I’ve edited my post to reflect that as I wasn’t clear on that point!
Op is referring to boards with usb headers, rather than sata, I think.
This is part of my point, there were never such 3.5" drives.
I may be misremembering and confusing it for a 2.5, but I really really feel like I’ve gotten one before.
AFAIK, with the exception of WD and Toshiba 2.5" portables which have the USB interface integrated in the mainboard, there is no 2.5" or 3.5" drive in any external that is proprietary or locked in any way to prevent it from being used as an internal once formatted.
This is especially true for Mac users. You don’t need to buy pre-formatted Mac externals. You can always format any external to whatever file system you choose.
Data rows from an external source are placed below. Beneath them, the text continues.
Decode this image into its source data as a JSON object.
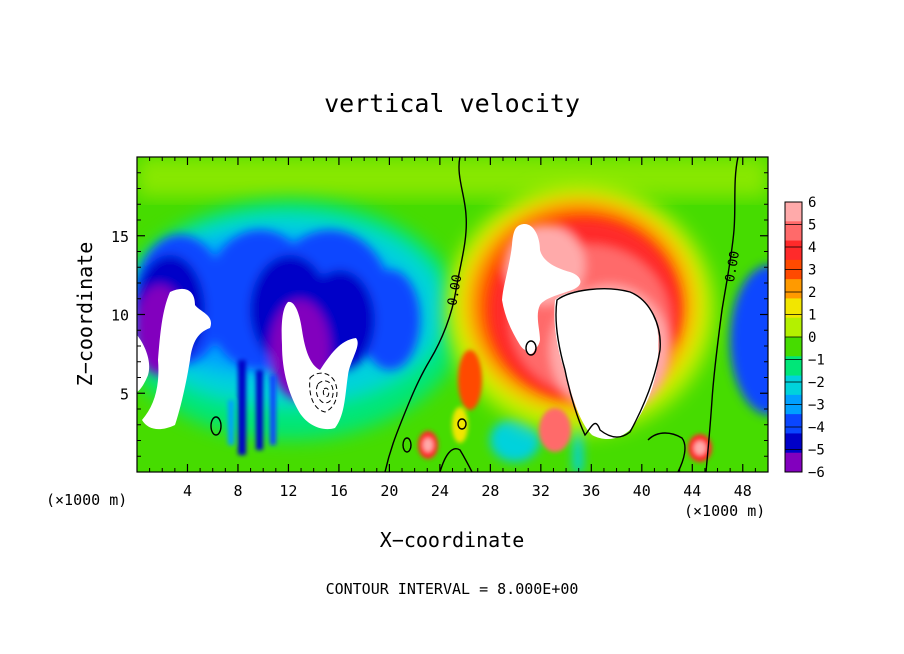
{
  "chart_data": {
    "type": "heatmap",
    "title": "vertical velocity",
    "xlabel": "X−coordinate",
    "ylabel": "Z−coordinate",
    "x_unit_left": "(×1000 m)",
    "x_unit_right": "(×1000 m)",
    "footer": "CONTOUR INTERVAL = 8.000E+00",
    "xlim": [
      0,
      50
    ],
    "ylim": [
      0,
      20
    ],
    "x_ticks": [
      4,
      8,
      12,
      16,
      20,
      24,
      28,
      32,
      36,
      40,
      44,
      48
    ],
    "y_ticks": [
      5,
      10,
      15
    ],
    "colorbar": {
      "levels": [
        6,
        5,
        4,
        3,
        2,
        1,
        0,
        -1,
        -2,
        -3,
        -4,
        -5,
        -6
      ],
      "labels": [
        "6",
        "5",
        "4",
        "3",
        "2",
        "1",
        "0",
        "−1",
        "−2",
        "−3",
        "−4",
        "−5",
        "−6"
      ],
      "colors": [
        "#ffaaaa",
        "#ff6a6a",
        "#ff2a2a",
        "#ff4a00",
        "#ff9a00",
        "#f2e600",
        "#b4f000",
        "#46dc00",
        "#00e678",
        "#00d2dc",
        "#00a0ff",
        "#0a46ff",
        "#0000c8",
        "#8200be"
      ],
      "above_max": "#ffffff"
    },
    "contour_labels": [
      {
        "text": "0.00",
        "x": 25.5,
        "y": 11.5
      },
      {
        "text": "0.00",
        "x": 47.5,
        "y": 13.0
      }
    ]
  }
}
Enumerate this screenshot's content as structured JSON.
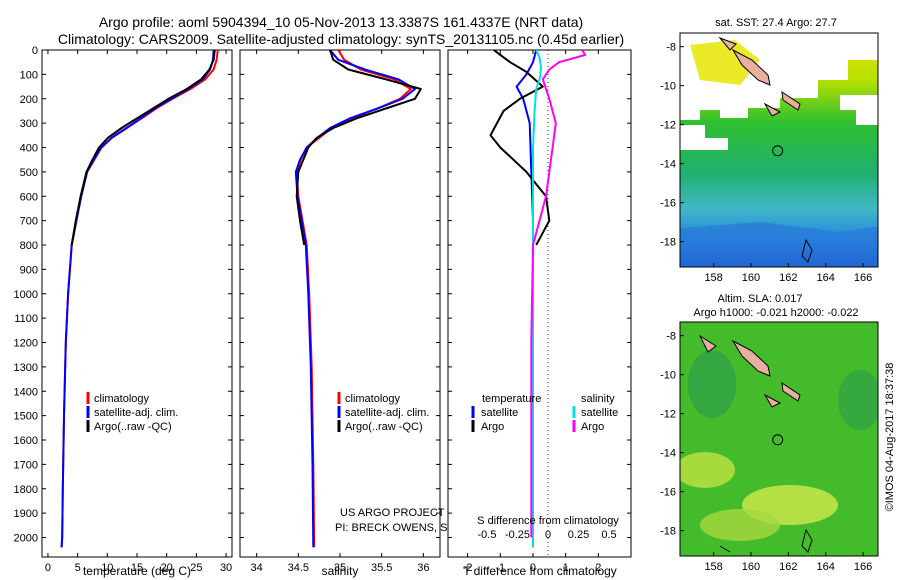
{
  "figure": {
    "title_line1": "Argo profile: aoml 5904394_10 05-Nov-2013 13.3387S 161.4337E (NRT data)",
    "title_line2": "Climatology: CARS2009. Satellite-adjusted climatology: synTS_20131105.nc (0.45d earlier)",
    "credit_line1": "US ARGO PROJECT",
    "credit_line2": "PI: BRECK OWENS, STEVE JAYNE, P.E. ROBBINS",
    "imos_stamp": "©IMOS 04-Aug-2017 18:37:38"
  },
  "colors": {
    "climatology": "#ff0000",
    "satellite": "#0000ff",
    "argo": "#000000",
    "satellite_salinity": "#00e0e0",
    "argo_salinity": "#ff00ff"
  },
  "chart_data": [
    {
      "id": "temperature",
      "type": "line",
      "xlabel": "temperature (deg C)",
      "ylabel": "",
      "xlim": [
        -1,
        31
      ],
      "ylim": [
        2080,
        0
      ],
      "xticks": [
        0,
        5,
        10,
        15,
        20,
        25,
        30
      ],
      "yticks": [
        0,
        100,
        200,
        300,
        400,
        500,
        600,
        700,
        800,
        900,
        1000,
        1100,
        1200,
        1300,
        1400,
        1500,
        1600,
        1700,
        1800,
        1900,
        2000
      ],
      "legend": [
        "climatology",
        "satellite-adj. clim.",
        "Argo(..raw -QC)"
      ],
      "legend_position": "lower-right",
      "series": [
        {
          "name": "climatology",
          "color": "#ff0000",
          "x": [
            28.6,
            28.4,
            27.9,
            26.5,
            24.0,
            21.0,
            18.2,
            15.8,
            13.3,
            10.8,
            9.0,
            7.8,
            6.6,
            5.6,
            4.8,
            4.0,
            3.4,
            3.0,
            2.7,
            2.5,
            2.4,
            2.3
          ],
          "y": [
            0,
            40,
            80,
            120,
            160,
            200,
            240,
            280,
            320,
            360,
            400,
            450,
            500,
            600,
            700,
            800,
            1000,
            1200,
            1500,
            1800,
            2000,
            2040
          ]
        },
        {
          "name": "satellite-adj. clim.",
          "color": "#0000ff",
          "x": [
            27.9,
            27.8,
            27.3,
            26.1,
            23.6,
            20.8,
            18.0,
            15.6,
            13.2,
            10.7,
            9.0,
            7.7,
            6.6,
            5.6,
            4.8,
            4.0,
            3.4,
            3.0,
            2.7,
            2.5,
            2.4,
            2.3
          ],
          "y": [
            0,
            40,
            80,
            120,
            160,
            200,
            240,
            280,
            320,
            360,
            400,
            450,
            500,
            600,
            700,
            800,
            1000,
            1200,
            1500,
            1800,
            2000,
            2040
          ]
        },
        {
          "name": "Argo(..raw -QC)",
          "color": "#000000",
          "x": [
            28.1,
            27.9,
            27.2,
            25.8,
            23.4,
            20.3,
            17.7,
            15.0,
            12.4,
            10.1,
            8.6,
            7.5,
            6.5,
            5.5,
            4.7,
            4.0
          ],
          "y": [
            0,
            40,
            80,
            120,
            160,
            200,
            240,
            280,
            320,
            360,
            400,
            450,
            500,
            600,
            700,
            800
          ]
        }
      ]
    },
    {
      "id": "salinity",
      "type": "line",
      "xlabel": "salinity",
      "xlim": [
        33.8,
        36.2
      ],
      "ylim": [
        2080,
        0
      ],
      "xticks": [
        34,
        34.5,
        35,
        35.5,
        36
      ],
      "xtick_labels": [
        "34",
        "34.5",
        "35",
        "35.5",
        "36"
      ],
      "legend": [
        "climatology",
        "satellite-adj. clim.",
        "Argo(..raw -QC)"
      ],
      "legend_position": "lower-right",
      "series": [
        {
          "name": "climatology",
          "color": "#ff0000",
          "x": [
            34.98,
            35.05,
            35.25,
            35.65,
            35.85,
            35.72,
            35.45,
            35.15,
            34.9,
            34.75,
            34.6,
            34.53,
            34.48,
            34.5,
            34.55,
            34.6,
            34.63,
            34.66,
            34.68,
            34.69
          ],
          "y": [
            0,
            40,
            80,
            120,
            160,
            200,
            240,
            280,
            320,
            360,
            400,
            450,
            500,
            600,
            700,
            800,
            1000,
            1300,
            1700,
            2040
          ]
        },
        {
          "name": "satellite-adj. clim.",
          "color": "#0000ff",
          "x": [
            34.88,
            34.98,
            35.3,
            35.7,
            35.9,
            35.75,
            35.45,
            35.12,
            34.88,
            34.73,
            34.6,
            34.52,
            34.47,
            34.49,
            34.54,
            34.59,
            34.62,
            34.65,
            34.67,
            34.68
          ],
          "y": [
            0,
            40,
            80,
            120,
            160,
            200,
            240,
            280,
            320,
            360,
            400,
            450,
            500,
            600,
            700,
            800,
            1000,
            1300,
            1700,
            2040
          ]
        },
        {
          "name": "Argo(..raw -QC)",
          "color": "#000000",
          "x": [
            34.88,
            34.92,
            35.1,
            35.55,
            35.97,
            35.9,
            35.55,
            35.2,
            34.92,
            34.72,
            34.62,
            34.56,
            34.5,
            34.48,
            34.52,
            34.57
          ],
          "y": [
            0,
            40,
            80,
            120,
            160,
            200,
            240,
            280,
            320,
            360,
            400,
            450,
            500,
            600,
            700,
            800
          ]
        }
      ]
    },
    {
      "id": "difference",
      "type": "line",
      "xlabel": "T difference from climatology",
      "top_xlabel": "S difference from climatology",
      "xlim": [
        -2.6,
        3.0
      ],
      "ylim": [
        2080,
        0
      ],
      "xticks": [
        -2,
        -1,
        0,
        1,
        2
      ],
      "top_xticks": [
        -0.5,
        -0.25,
        0,
        0.25,
        0.5
      ],
      "top_xtick_labels": [
        "-0.5",
        "-0.25",
        "0",
        "0.25",
        "0.5"
      ],
      "legend_titles": [
        "temperature",
        "salinity"
      ],
      "legend": [
        "satellite",
        "Argo",
        "satellite",
        "Argo"
      ],
      "legend_position": "lower-center",
      "series": [
        {
          "name": "temperature satellite",
          "color": "#0000ff",
          "x": [
            0.1,
            0.0,
            -0.2,
            -0.5,
            -0.3,
            -0.1,
            -0.05,
            0.0,
            0.0,
            0.0,
            0.0,
            0.0,
            0.0
          ],
          "y": [
            0,
            50,
            100,
            150,
            200,
            300,
            500,
            700,
            900,
            1200,
            1500,
            1800,
            2040
          ]
        },
        {
          "name": "temperature Argo",
          "color": "#000000",
          "x": [
            -1.2,
            -1.0,
            -0.7,
            -0.2,
            0.3,
            -0.4,
            -0.9,
            -1.1,
            -1.3,
            -1.0,
            -0.6,
            -0.2,
            0.1,
            0.4,
            0.5,
            0.3,
            0.1
          ],
          "y": [
            0,
            20,
            50,
            90,
            150,
            200,
            250,
            300,
            350,
            400,
            450,
            500,
            550,
            600,
            700,
            750,
            800
          ]
        },
        {
          "name": "salinity satellite",
          "color": "#00e0e0",
          "x": [
            0.1,
            0.2,
            0.25,
            0.22,
            0.1,
            0.05,
            0.0,
            0.0,
            0.0,
            0.0,
            0.0,
            0.0
          ],
          "y": [
            0,
            30,
            70,
            110,
            160,
            250,
            400,
            700,
            900,
            1300,
            1700,
            2040
          ]
        },
        {
          "name": "salinity Argo",
          "color": "#ff00ff",
          "x": [
            1.5,
            1.6,
            0.8,
            0.5,
            0.3,
            0.5,
            0.7,
            0.6,
            0.5,
            0.4,
            0.2,
            0.0,
            -0.05,
            -0.05
          ],
          "y": [
            0,
            20,
            50,
            80,
            120,
            200,
            300,
            400,
            500,
            600,
            700,
            800,
            1200,
            2000
          ]
        }
      ]
    },
    {
      "id": "sst-map",
      "type": "heatmap",
      "title": "sat. SST: 27.4 Argo: 27.7",
      "xlim": [
        156.2,
        166.8
      ],
      "ylim": [
        -19.3,
        -7.3
      ],
      "xticks": [
        158,
        160,
        162,
        164,
        166
      ],
      "yticks": [
        -8,
        -10,
        -12,
        -14,
        -16,
        -18
      ],
      "float_position": [
        161.43,
        -13.34
      ]
    },
    {
      "id": "sla-map",
      "type": "heatmap",
      "title_line1": "Altim. SLA: 0.017",
      "title_line2": "Argo h1000: -0.021 h2000: -0.022",
      "xlim": [
        156.2,
        166.8
      ],
      "ylim": [
        -19.3,
        -7.3
      ],
      "xticks": [
        158,
        160,
        162,
        164,
        166
      ],
      "yticks": [
        -8,
        -10,
        -12,
        -14,
        -16,
        -18
      ],
      "float_position": [
        161.43,
        -13.34
      ]
    }
  ]
}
Completely False? No known 3.5 external that isn’t normal inside?
You sure about that?
What about these drives that have a USB interface instead of SATA.
And what’s the SPECIFIC example you want to mention, can you find even a single one or are you just trolling for clicks?
There’s some that need a SATA pin bypassed to be used internally. It’s not too much of a pain but it is something.
No, it is less than nothing, it is a FEATURE of internal drives, that can be used ONLY internally, if the drive has the feature it can do MORE internally. Now of course if one has a power supply that isn’t wired accordingly to SAT3.3 (2016) standard this “more” thing is telling the drive (again, in a standard way, it’ll happen the same if one buys just any internal with this feature) to turn off.